Lors d’une interview donnée à Ouest France parue le 20 avril dernier, Glen Dissaux insistait sur l’importance du rôle que chacun a à jouer face au changement climatique. Vice-président de Brest métropole en charge du Plan climat, il préconise un nouveau modèle de métropole « basé sur la sobriété » et mise sur « la verticalité, l’habitat partagé, les espaces collectifs ».
Pensez-vous que la métropole de Brest relève les défis écologiques ? Qu’elle anticipe l’impact du changement climatique ?

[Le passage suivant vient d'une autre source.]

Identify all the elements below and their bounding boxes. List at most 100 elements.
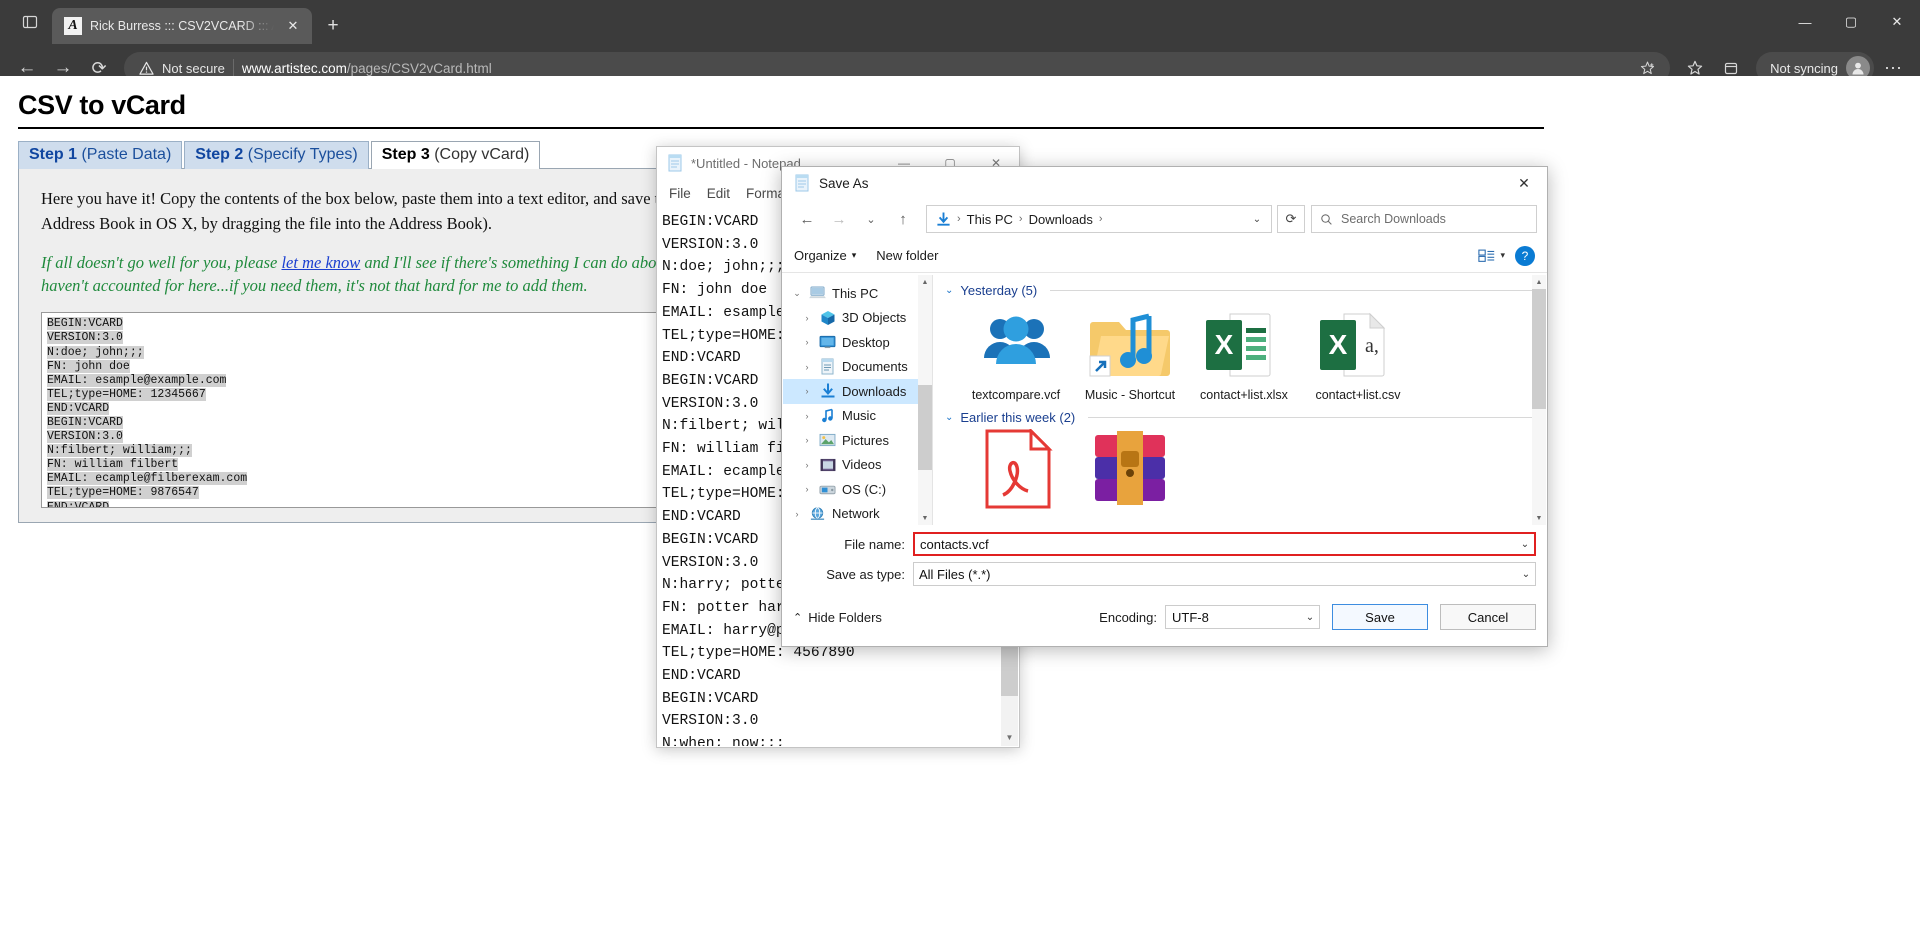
contacts-vcf-icon (977, 306, 1055, 382)
cancel-button[interactable]: Cancel (1440, 604, 1536, 630)
file-tile-row (933, 429, 1546, 515)
view-options-button[interactable]: ▾ (1478, 248, 1505, 263)
nav-recent-locations-icon[interactable]: ⌄ (856, 204, 886, 234)
save-as-commandbar: Organize ▾ New folder ▾ ? (782, 239, 1547, 273)
file-tile[interactable]: Xa, contact+list.csv (1301, 306, 1415, 402)
expand-chevron-icon[interactable]: › (801, 435, 813, 445)
tree-scrollbar[interactable]: ▲ ▼ (918, 275, 932, 525)
file-tile[interactable] (1073, 431, 1187, 515)
minimize-button[interactable]: — (1782, 0, 1828, 44)
nav-up-icon[interactable]: ↑ (888, 204, 918, 234)
save-as-close-icon[interactable]: ✕ (1501, 167, 1547, 199)
tree-scroll-up-icon[interactable]: ▲ (918, 275, 932, 289)
page-title: CSV to vCard (18, 90, 186, 120)
folder-tree[interactable]: ▲ ▼ ⌄ This PC › 3D Objects › Desktop › Document… (783, 275, 933, 525)
breadcrumb[interactable]: › This PC › Downloads › ⌄ (926, 205, 1272, 233)
pdf-icon (973, 429, 1059, 509)
file-group-header[interactable]: ⌄ Yesterday (5) (933, 275, 1546, 302)
tree-item-pictures[interactable]: › Pictures (783, 428, 932, 453)
organize-button[interactable]: Organize ▾ (794, 248, 856, 263)
tab-step-2-strong: Step 2 (195, 146, 244, 163)
group-divider (1088, 417, 1536, 418)
tree-item-os-c[interactable]: › OS (C:) (783, 477, 932, 502)
breadcrumb-item-this-pc[interactable]: This PC (967, 212, 1013, 227)
chevron-down-icon-filename[interactable]: ⌄ (1516, 539, 1534, 550)
close-icon[interactable]: ✕ (282, 15, 304, 37)
let-me-know-link[interactable]: let me know (281, 253, 360, 272)
file-tile[interactable]: Music - Shortcut (1073, 306, 1187, 402)
group-chevron-icon[interactable]: ⌄ (945, 412, 953, 423)
filename-row: File name: ⌄ (783, 531, 1546, 557)
view-layout-icon (1478, 249, 1495, 262)
desktop-icon (819, 334, 836, 351)
breadcrumb-item-downloads[interactable]: Downloads (1029, 212, 1093, 227)
group-chevron-icon[interactable]: ⌄ (945, 285, 953, 296)
filename-field[interactable]: ⌄ (913, 532, 1536, 556)
file-tile[interactable]: textcompare.vcf (959, 306, 1073, 402)
expand-chevron-icon[interactable]: ⌄ (791, 288, 803, 299)
file-list-scrollbar[interactable]: ▲ ▼ (1532, 275, 1546, 525)
expand-chevron-icon[interactable]: › (801, 460, 813, 470)
save-button[interactable]: Save (1332, 604, 1428, 630)
help-icon[interactable]: ? (1515, 245, 1535, 266)
file-list[interactable]: ▲ ▼ ⌄ Yesterday (5) textcompare.vcf Music -… (933, 275, 1546, 525)
downloads-icon (819, 383, 836, 400)
tab-actions-icon[interactable] (8, 0, 52, 44)
files-scroll-down-icon[interactable]: ▼ (1532, 511, 1546, 525)
file-group-header[interactable]: ⌄ Earlier this week (2) (933, 402, 1546, 429)
expand-chevron-icon[interactable]: › (801, 484, 813, 494)
chevron-up-icon: ⌃ (793, 611, 803, 624)
tab-step-3[interactable]: Step 3 (Copy vCard) (370, 141, 541, 169)
tree-item-music[interactable]: › Music (783, 404, 932, 429)
nav-forward-icon[interactable]: → (824, 204, 854, 234)
new-folder-button[interactable]: New folder (876, 248, 938, 263)
filename-input[interactable] (915, 536, 1516, 552)
refresh-icon[interactable]: ⟳ (1277, 205, 1305, 233)
chevron-down-icon-encoding[interactable]: ⌄ (1301, 612, 1319, 623)
expand-chevron-icon[interactable]: › (801, 313, 813, 323)
tree-item-desktop[interactable]: › Desktop (783, 330, 932, 355)
files-scroll-up-icon[interactable]: ▲ (1532, 275, 1546, 289)
filetype-select[interactable]: All Files (*.*) ⌄ (913, 562, 1536, 586)
menu-edit[interactable]: Edit (707, 186, 730, 201)
encoding-select[interactable]: UTF-8 ⌄ (1165, 605, 1320, 629)
expand-chevron-icon[interactable]: › (801, 337, 813, 347)
expand-chevron-icon[interactable]: › (801, 386, 813, 396)
file-tile[interactable]: Xcontact+list.xlsx (1187, 306, 1301, 402)
browser-tab[interactable]: A Rick Burress ::: CSV2VCARD ::: Ar ✕ (52, 8, 312, 44)
tab-step-2-rest: (Specify Types) (247, 146, 358, 163)
chevron-down-icon-filetype[interactable]: ⌄ (1517, 569, 1535, 580)
nav-back-icon[interactable]: ← (792, 204, 822, 234)
svg-text:X: X (1329, 329, 1348, 360)
hide-folders-button[interactable]: ⌃ Hide Folders (793, 610, 882, 625)
notepad-line: END:VCARD (662, 668, 741, 685)
tab-step-1[interactable]: Step 1 (Paste Data) (18, 141, 183, 169)
tree-item-downloads[interactable]: › Downloads (783, 379, 932, 404)
tree-item-this-pc[interactable]: ⌄ This PC (783, 281, 932, 306)
file-tile[interactable] (959, 429, 1073, 515)
tree-scroll-down-icon[interactable]: ▼ (918, 511, 932, 525)
save-as-browser-area: ▲ ▼ ⌄ This PC › 3D Objects › Desktop › Document… (783, 275, 1546, 525)
group-divider (1050, 290, 1536, 291)
expand-chevron-icon[interactable]: › (791, 509, 803, 519)
tree-item-3d-objects[interactable]: › 3D Objects (783, 306, 932, 331)
maximize-button[interactable]: ▢ (1828, 0, 1874, 44)
breadcrumb-caret-icon[interactable]: ⌄ (1247, 214, 1267, 225)
expand-chevron-icon[interactable]: › (801, 362, 813, 372)
close-window-button[interactable]: ✕ (1874, 0, 1920, 44)
menu-file[interactable]: File (669, 186, 691, 201)
tree-item-label: OS (C:) (842, 481, 887, 497)
search-placeholder: Search Downloads (1341, 212, 1446, 226)
save-as-titlebar: Save As ✕ (782, 167, 1547, 199)
tree-scrollbar-thumb[interactable] (918, 385, 932, 470)
new-tab-button[interactable]: + (318, 11, 348, 41)
hide-folders-label: Hide Folders (808, 609, 882, 625)
expand-chevron-icon[interactable]: › (801, 411, 813, 421)
file-list-scrollbar-thumb[interactable] (1532, 289, 1546, 409)
scroll-down-icon[interactable]: ▼ (1001, 729, 1018, 746)
tree-item-network[interactable]: › Network (783, 502, 932, 526)
tree-item-documents[interactable]: › Documents (783, 355, 932, 380)
tree-item-videos[interactable]: › Videos (783, 453, 932, 478)
tab-step-2[interactable]: Step 2 (Specify Types) (184, 141, 369, 169)
search-input[interactable]: Search Downloads (1311, 205, 1537, 233)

Diminution de nos émissions de gaz à effet de serre, engagements sur l’Agenda 2050, réponses adaptées aux besoins de logements de la population… Face à l’urgence climatique, Brest métropole ne cesse de poursuivre et d’intensifier ses efforts. Pour affronter ces nouvelles contraintes, qui vont encore s’accentuer, sur l’eau, l’énergie, la consommation ou l’alimentation, il s’avère impératif de repenser nos modes de vie et de préserver nos espaces naturels. Sinon, on va droit dans le mur. À Brest, on a réalisé, par exemple, que le modèle d’étalement urbain, le pavillonnaire en particulier, est à bout de souffle. On repense, en urgence, notre politique de réaménagement de l’espace pour assurer l’attractivité de notre territoire.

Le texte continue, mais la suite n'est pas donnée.